Changes in mitochondrial matrix volume were studied both on isolated mitochondria and in situ on CHME 5 human microglia and monoblastoid U 937 cells using multiparametric flow cytometric analysis. The use of specific effectors of mitochondrial activity (oligomycin and KCN) allowed the demonstration, on whole cells, of a strict correlation between light scattering and mitochondrial volume changes: mitochondrial swelling induced a concomitant increase in forward scattering, and decrease in side scattering of the cell population. The technique was applied to the study of the early phases of acetyl-ceramide-induced apoptosis, which has been associated with mitochondrial dysfunction in several cellular systems. Acetyl-ceramide caused a marked swelling of isolated rat liver mitochondria.
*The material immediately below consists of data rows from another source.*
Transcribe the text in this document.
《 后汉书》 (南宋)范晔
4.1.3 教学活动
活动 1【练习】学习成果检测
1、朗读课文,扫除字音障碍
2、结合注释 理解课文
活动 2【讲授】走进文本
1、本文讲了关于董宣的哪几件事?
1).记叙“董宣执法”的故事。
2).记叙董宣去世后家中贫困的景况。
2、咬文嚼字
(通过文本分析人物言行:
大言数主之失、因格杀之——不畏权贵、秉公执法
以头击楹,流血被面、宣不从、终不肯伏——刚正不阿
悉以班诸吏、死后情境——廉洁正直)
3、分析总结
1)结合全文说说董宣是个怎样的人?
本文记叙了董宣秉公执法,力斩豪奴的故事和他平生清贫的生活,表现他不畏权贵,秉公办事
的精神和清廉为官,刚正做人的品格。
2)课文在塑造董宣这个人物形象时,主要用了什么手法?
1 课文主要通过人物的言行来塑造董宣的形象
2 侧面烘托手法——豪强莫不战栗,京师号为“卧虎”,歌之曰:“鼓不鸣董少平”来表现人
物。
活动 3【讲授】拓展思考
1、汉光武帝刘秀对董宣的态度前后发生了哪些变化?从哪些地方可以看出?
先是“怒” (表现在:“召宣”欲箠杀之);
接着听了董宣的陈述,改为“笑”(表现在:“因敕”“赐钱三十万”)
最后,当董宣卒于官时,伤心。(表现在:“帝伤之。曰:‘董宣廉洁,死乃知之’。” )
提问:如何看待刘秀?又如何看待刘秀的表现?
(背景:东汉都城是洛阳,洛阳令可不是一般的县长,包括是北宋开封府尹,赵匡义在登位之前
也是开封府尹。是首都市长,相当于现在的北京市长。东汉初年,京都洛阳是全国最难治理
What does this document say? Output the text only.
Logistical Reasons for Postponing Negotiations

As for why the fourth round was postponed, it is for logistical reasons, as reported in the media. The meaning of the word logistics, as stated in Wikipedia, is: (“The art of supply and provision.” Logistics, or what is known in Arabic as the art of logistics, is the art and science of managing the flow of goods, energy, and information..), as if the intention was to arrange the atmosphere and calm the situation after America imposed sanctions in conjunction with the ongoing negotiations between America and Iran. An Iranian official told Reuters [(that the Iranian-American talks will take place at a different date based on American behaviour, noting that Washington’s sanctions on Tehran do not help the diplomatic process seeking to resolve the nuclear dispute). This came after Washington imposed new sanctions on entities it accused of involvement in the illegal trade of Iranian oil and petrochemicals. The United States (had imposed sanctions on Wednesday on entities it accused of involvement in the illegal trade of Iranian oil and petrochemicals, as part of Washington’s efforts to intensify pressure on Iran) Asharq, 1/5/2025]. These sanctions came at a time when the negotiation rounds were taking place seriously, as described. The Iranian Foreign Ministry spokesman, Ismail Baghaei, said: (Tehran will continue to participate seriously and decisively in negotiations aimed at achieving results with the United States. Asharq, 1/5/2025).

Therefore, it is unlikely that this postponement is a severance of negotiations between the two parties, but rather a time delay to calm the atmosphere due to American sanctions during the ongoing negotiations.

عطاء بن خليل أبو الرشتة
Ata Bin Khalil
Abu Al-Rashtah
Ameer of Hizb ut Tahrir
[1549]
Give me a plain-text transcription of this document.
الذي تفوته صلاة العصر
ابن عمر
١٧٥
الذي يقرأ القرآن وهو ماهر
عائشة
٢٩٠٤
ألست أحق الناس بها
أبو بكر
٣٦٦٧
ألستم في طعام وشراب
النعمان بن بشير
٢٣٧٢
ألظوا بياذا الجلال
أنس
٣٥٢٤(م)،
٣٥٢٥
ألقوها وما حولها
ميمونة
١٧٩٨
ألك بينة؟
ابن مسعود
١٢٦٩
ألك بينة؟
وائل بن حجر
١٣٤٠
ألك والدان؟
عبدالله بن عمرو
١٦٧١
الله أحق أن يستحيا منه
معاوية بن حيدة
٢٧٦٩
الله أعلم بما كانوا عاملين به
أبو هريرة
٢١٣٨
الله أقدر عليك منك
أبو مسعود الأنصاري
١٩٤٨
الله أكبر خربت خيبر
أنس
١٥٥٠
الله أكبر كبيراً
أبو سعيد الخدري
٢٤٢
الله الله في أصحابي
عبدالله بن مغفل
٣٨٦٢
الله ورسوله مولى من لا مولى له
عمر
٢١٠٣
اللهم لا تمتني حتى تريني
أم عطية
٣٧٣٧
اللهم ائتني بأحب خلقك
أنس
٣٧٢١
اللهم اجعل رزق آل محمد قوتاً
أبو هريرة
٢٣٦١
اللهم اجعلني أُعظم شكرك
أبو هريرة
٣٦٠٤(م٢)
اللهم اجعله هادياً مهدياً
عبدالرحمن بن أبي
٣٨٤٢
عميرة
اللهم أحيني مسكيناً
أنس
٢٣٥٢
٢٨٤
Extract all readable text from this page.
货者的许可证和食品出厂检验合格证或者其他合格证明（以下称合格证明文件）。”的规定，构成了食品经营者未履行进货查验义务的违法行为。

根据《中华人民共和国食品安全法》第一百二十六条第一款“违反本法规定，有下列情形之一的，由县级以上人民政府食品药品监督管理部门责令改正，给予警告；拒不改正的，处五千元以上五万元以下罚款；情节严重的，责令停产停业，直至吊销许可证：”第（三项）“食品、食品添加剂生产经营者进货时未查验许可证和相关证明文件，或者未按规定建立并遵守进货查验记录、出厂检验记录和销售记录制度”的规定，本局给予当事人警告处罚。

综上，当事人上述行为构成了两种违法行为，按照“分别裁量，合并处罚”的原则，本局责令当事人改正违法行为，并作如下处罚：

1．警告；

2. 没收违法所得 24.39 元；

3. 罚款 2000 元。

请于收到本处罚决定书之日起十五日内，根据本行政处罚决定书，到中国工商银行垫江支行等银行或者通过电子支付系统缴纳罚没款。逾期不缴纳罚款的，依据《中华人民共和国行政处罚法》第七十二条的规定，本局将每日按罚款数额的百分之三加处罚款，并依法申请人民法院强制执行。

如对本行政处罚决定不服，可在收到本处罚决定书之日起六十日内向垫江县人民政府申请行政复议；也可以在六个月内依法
Scatter modifications were also observed in both cell lines during the first hour of incubation with acetylceramide and were accompanied by an increase in DiOC6 (3) fluorescence. The results imply that mitochondrial volume changes can be followed using flow cytometry and eventually used to assist in the interpretation of mitochondrial membrane potential variations obtained from fluorescence measurements. By applying this technique to 2 different cell lines, we demonstrated that mitochondrial swelling occurs during the early phases of acetyl-ceramide treatment, but that the induction of apoptosis is cell type-dependent.